Jakarta, Kabartujuhsatu.news,--Konsep negara hukum bersandar pada keyakinan bahwa kekuasaan negara harus dijalankan atas dasar hukum yang adil dan baik. Hubungan antara yang diperintah (governed) dan memerintah (governor) dijalankan berdasarkan suatu norma objektif, bukan pada suatu kekuasaan absolut semata-mata. Norma objektif tersebut harus memenuhi syarat formal dan dapat dipertahankan oleh ide hukum.

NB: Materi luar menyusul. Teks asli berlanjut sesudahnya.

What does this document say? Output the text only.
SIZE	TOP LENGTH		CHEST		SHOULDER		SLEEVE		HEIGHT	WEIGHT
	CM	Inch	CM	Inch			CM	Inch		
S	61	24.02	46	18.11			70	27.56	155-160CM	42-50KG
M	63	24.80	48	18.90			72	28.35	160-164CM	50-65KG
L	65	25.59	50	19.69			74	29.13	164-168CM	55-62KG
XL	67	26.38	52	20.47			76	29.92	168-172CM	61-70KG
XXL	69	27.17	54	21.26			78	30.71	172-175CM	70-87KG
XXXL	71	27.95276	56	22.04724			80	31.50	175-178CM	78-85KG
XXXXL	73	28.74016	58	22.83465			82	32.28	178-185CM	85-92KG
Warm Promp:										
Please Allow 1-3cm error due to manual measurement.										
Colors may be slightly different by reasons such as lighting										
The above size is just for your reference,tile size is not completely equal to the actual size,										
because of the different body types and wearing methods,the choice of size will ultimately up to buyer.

"Mempertanyakan agar tidak gagal paham bahwa penegakan hukum adalah panglima tertinggi di Negara Kesatuan Republik Indonesia (NKRI). Namun sampai saat ini kita sama-sama mengetahui bahwa tidak ada yang kebal hukum, namun kita melihat kembali beberapa tahun lalu di mana seorang fublik figur Ratna Sarumpaet berbohong tapi tidak merugikan orang lain itu dihukum 2 tahun penjara. "Ujar Elidanetti anggota Tim Pembela Ulama dan Aktivis (TPUA) kepada wartawan pokja hukum di Jakarta, Selasa (6/7) .

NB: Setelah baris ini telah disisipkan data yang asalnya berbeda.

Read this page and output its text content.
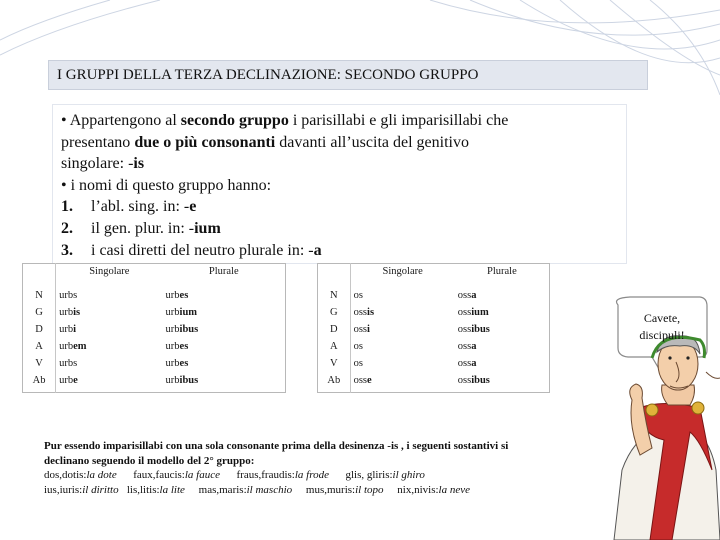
I GRUPPI DELLA TERZA DECLINAZIONE: SECONDO GRUPPO

• Appartengono al secondo gruppo i parisillabi e gli imparisillabi che

presentano due o più consonanti davanti all’uscita del genitivo

singolare: -is

• i nomi di questo gruppo hanno:

1. l’abl. sing. in: -e

2. il gen. plur. in: -ium

3. i casi diretti del neutro plurale in: -a

	Singolare	Plurale
N	urbs	urbes
G	urbis	urbium
D	urbi	urbibus
A	urbem	urbes
V	urbs	urbes
Ab	urbe	urbibus
	Singolare	Plurale
N	os	ossa
G	ossis	ossium
D	ossi	ossibus
A	os	ossa
V	os	ossa
Ab	osse	ossibus
Cavete,
discipuli!

Pur essendo imparisillabi con una sola consonante prima della desinenza -is , i seguenti sostantivi si

declinano seguendo il modello del 2° gruppo:

dos,dotis:la dote faux,faucis:la fauce fraus,fraudis:la frode glis, gliris:il ghiro

ius,iuris:il diritto lis,litis:la lite mas,maris:il maschio mus,muris:il topo nix,nivis:la neve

"Baru-baru ini juga ada kebohongan yang yaitu putusan kebohongan yang dilakukan oleh Habib Rizieq Shihab (HRS) walaupun kita tidak tahu ada apa di balik itu, namun karena ini adalah keputusan 4 tahun penjara. "Tandas Elidanetti
"Maka hari ini kita pertanyakan kepada orang-orang yang berkompeten di negara ini apakah ada hukuman kepada presiden kita Jokowi yang diduga banyak melakukan kebohongan. Salah satunya Esemka, membeli kembali Indosat dan lainnya. Dengan kebohongan tersebut apakah ia boleh dihukum atau kebal hukum? Atau adakah pengecualian bahwa presiden tidak boleh digugat dan lainnya. Jika benar maka tunjukkan kami pasal berapa yang membolehkan hal itu. Karena kita ingin bapak presiden selaku pemimpin di Republik Indonesia taat pada hukum. "Ucapnya
Pada akhir sesi Elidanetti menegaskan kembali bahwa vonis terhadap HRS jauh dari asas keadilan. Hendaknya hukum juga berlaku pada para pemimpin pembohong. Baik yang bersumpah maupun yang tidak melakukan sumpah atau janji sebelum menjabat.